I'm going to start off like any essay would, and explain a little of what a comic is and how it does what it does. Everyone has seen a comic. You probably see them every single day and dont realise it. We've all read those little strips in newspapers (Nemi is my favourite, in the Metro). They may be small, but they're still comics. You'll have seen the Beano or Dandy or something in the newsagent. Comics. Traffic lights. Comics. Yes, thats right, traffic lights. You know how you push the button, and you see the little stationary red guy, then the walking green guy? Thats a comic. Maybe it'd make more sense to call it by its academic term, Sequential Art. Will Eisner, arguably the comic book's greatest analyst (its between him and Scott McCloud), defined comic books as "the arrangement of pictures or images and words to narrate a story or dramatise an idea." Superman just punched General Zod into the upper ionosphere? Hell we can show that. Nemi doesnt like her blind date? Note the disgusted look on her face in one panel, and her quick exit in the next. Walk? The green guy is walking, and before he was red and standing. The coolest thing about how a comic works, in my opinion, is in what they dont show. Eisner and McCloud both point it out, and its brilliant. The most important thing about a comic is that space between what it has shown you, and what its about to, because what happens in the middle is all in your head. Your imagination. How Superman gets from earth to the moon, how Nemi got that knife, whats happened between red/stationary and green/walk. It all happens in your head, and is only limited by you. I've pretty much made a habit of living in my head, so I can see why this form of media absorbs me so much. I'm right at home there.

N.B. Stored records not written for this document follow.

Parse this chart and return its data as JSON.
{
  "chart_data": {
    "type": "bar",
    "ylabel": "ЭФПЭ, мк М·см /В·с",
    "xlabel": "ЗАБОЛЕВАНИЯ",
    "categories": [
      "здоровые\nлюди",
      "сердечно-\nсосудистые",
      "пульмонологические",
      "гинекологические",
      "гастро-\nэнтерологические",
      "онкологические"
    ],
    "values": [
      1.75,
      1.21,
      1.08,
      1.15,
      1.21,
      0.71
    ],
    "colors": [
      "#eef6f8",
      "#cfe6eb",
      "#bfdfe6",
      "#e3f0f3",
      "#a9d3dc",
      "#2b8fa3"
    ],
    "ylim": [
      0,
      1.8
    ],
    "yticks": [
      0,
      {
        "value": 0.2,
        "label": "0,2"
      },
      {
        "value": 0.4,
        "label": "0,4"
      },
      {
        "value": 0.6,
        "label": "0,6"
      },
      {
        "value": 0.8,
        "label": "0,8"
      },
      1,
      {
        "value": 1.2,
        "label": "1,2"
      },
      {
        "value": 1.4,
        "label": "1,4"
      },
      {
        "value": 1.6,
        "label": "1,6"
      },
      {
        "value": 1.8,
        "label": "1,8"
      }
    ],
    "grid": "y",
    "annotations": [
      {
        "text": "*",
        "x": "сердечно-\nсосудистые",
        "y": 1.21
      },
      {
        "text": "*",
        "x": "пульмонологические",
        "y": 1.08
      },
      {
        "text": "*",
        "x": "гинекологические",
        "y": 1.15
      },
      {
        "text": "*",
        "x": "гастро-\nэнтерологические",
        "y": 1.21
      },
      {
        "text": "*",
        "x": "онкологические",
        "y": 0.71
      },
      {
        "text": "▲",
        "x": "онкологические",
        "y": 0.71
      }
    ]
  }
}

I've loved comic books and their characters as long as I can remember. When I was a child, I didnt put my arms in my pyjama tops and buttoned the top button to make a cape. I wooshed about my room all night, and then re-assumed my secret identity. One of the earliest books I remember reading is a marvel comics annual from the 80s. Black suited Spiderman and Magneto led the X-men. Storm had a mohawk. I watched Captain Planet (a Superman knock-off, come on), and later, Power Rangers (which I would only later find out tied into my other great love, japan and its culture.) I had glasses as a child, which I will have to regain soon, and always knew they got in the way of my secret identity. I remember playing football in the playground, and taking my glasses off to "be better". And I was. Comic books have been ever-present in my life, and I would not have it any other way. There were different comics from my pre-teens, to my teens, to my nows, but they've always been there. And thank God for that.